Interesting idea. It reminds me of Michelle Alexander's argument in The New Jim Crow that racism was a product of slavery itself - trying to keep the white slaves from joining up with the black slaves leading to protests. I disagreed with that concept, thinking that the idea of race existed before slavery, and as long as the concept of race exists, racism will exist.
Hi Rachel- Racism and bigotry are indeed very old. I have not read Alexander but he sounds off base In the end, eliminating the idea of race me will probably do a lot of good.
These memoirs sound fascinating. Wonderful commentary, as usual!
I would agree that the concept of races was created by racists, people who wanted to find support for the idea that one "race" (theirs, of course!) was superior to all others. In fact, science has pretty well established that there is not a discernible difference and we are all just one race: Human. And for the most part, we are all mongrels.
Hi Dorothy -It is interesting that in this day and age so many people still treat race like it is a valid way to judge people.
This author's memoirs do sound thought provoking. We do need to move beyond race, fantastic commentary as usual.
Thanks Naida - It seems like basic common sense that we need to move beyond race. It is suprising that so many folks seem to haver an issue with this.
Hi Brian, just dropping in to wish you a Happy New Year. May you enjoy many good books in 2020. 🙂
Happy New Year Carol!
Michael Jackson sang "Black or White" way back in the 80s. It made sense then and now. Paul McCartney and Stevie Wonder sang "Ebony and Ivory" probably maybe at the same time.
I was in college during a tempestuous time period of the late 60s and early 70s.So much was going on then. 1968 was the assassination of MLK jr. The 4 day 1968 DC riots following the assassination.
RFK was assassinated a few months later. Much speculation was made about his support and dedication for civil rights leading to his death.
During the 60s and 70s, there were many interracial couples, affirmative action, openings for other races across education and jobs.
Beatles sang about a long and winding road (love relationship song), but it seems to me that it also applies to relationships between people.
Hi Susan - Great things to be reminded of. Yet for all that. So many people have an issue with these concepts.
Yes would like to move beyond race ... for all people to just accept others as human ... does he talk about ways to "renounce" race? seems so tied to identity etc.
Hi Sue - He talks about how people can renounce race. It mostly involves rejecting what he considers invalid assumptions. I mostly agree with him on this.
Remarkable commentary as always dear Brain !
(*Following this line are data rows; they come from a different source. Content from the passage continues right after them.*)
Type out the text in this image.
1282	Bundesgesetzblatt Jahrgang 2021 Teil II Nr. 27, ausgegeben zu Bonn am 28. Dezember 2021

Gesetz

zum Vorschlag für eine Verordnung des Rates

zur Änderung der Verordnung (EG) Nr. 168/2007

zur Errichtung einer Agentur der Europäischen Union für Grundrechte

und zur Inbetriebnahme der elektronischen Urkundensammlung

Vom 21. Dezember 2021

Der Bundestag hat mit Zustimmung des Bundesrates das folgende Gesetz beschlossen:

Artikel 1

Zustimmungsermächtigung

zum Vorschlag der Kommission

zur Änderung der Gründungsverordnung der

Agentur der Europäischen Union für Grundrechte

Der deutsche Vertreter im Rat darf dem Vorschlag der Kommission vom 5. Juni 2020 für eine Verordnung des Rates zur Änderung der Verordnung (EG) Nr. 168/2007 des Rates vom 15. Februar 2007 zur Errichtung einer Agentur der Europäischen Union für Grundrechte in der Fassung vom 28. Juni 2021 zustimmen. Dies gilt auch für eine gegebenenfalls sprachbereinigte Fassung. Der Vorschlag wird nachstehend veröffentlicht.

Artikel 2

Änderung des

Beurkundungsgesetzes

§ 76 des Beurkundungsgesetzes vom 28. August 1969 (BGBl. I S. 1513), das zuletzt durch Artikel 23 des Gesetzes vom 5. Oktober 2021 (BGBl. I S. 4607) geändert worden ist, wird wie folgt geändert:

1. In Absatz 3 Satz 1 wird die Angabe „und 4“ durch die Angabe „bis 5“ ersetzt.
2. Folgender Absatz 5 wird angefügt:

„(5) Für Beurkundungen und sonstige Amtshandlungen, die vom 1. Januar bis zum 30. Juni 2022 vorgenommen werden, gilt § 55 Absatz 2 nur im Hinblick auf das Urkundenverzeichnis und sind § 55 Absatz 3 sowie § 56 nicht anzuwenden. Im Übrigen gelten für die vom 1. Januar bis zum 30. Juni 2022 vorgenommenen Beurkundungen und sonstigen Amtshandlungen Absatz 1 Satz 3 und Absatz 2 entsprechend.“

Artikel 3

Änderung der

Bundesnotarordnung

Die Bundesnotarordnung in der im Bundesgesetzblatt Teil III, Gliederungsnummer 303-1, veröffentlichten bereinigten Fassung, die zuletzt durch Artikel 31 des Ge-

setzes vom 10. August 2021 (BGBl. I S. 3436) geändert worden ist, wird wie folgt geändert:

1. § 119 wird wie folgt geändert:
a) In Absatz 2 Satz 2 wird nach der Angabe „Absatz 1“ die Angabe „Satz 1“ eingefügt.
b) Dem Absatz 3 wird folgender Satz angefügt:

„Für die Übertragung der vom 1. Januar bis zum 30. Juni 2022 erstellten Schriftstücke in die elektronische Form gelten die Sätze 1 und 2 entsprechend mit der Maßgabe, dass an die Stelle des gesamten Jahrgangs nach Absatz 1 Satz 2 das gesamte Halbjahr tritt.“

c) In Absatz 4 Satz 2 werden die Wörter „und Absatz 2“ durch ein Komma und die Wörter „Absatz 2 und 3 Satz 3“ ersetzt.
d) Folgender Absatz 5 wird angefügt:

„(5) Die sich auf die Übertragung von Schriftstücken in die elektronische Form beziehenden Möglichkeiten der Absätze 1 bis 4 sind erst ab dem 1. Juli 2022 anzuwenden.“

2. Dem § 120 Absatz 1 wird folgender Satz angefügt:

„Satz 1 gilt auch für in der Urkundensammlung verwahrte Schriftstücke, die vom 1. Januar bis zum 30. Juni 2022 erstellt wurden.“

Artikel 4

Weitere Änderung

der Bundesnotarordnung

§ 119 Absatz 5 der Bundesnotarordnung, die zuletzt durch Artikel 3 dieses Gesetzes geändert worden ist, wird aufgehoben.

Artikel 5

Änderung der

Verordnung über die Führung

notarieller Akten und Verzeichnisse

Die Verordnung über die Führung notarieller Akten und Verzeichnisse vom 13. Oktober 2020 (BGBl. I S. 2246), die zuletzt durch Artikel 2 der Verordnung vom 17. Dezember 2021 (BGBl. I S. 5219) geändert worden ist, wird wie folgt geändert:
i think you conveyed the message of the so beautifully here
i found this topic and read irresistibly compelling and worth ponder upon
i agree with writer that "racism " like many other issues is product of "extreme ignorance"
it is simple and easy that skin color and diversity of cultures are result of gene pool and difference between feature of planet
even people living in different rooms of same house can be different than each other in certain ways
i totally agree that idea of racism is nothing but product of ignorant and sick minds and should be erased from world like worst mistake ever
Thanks Baili. Indeed. Racial differences are genetic and superficial. As you point out, Diversity is also about a lot of things, not just race.
Racism has been one of humanities worst mistakes.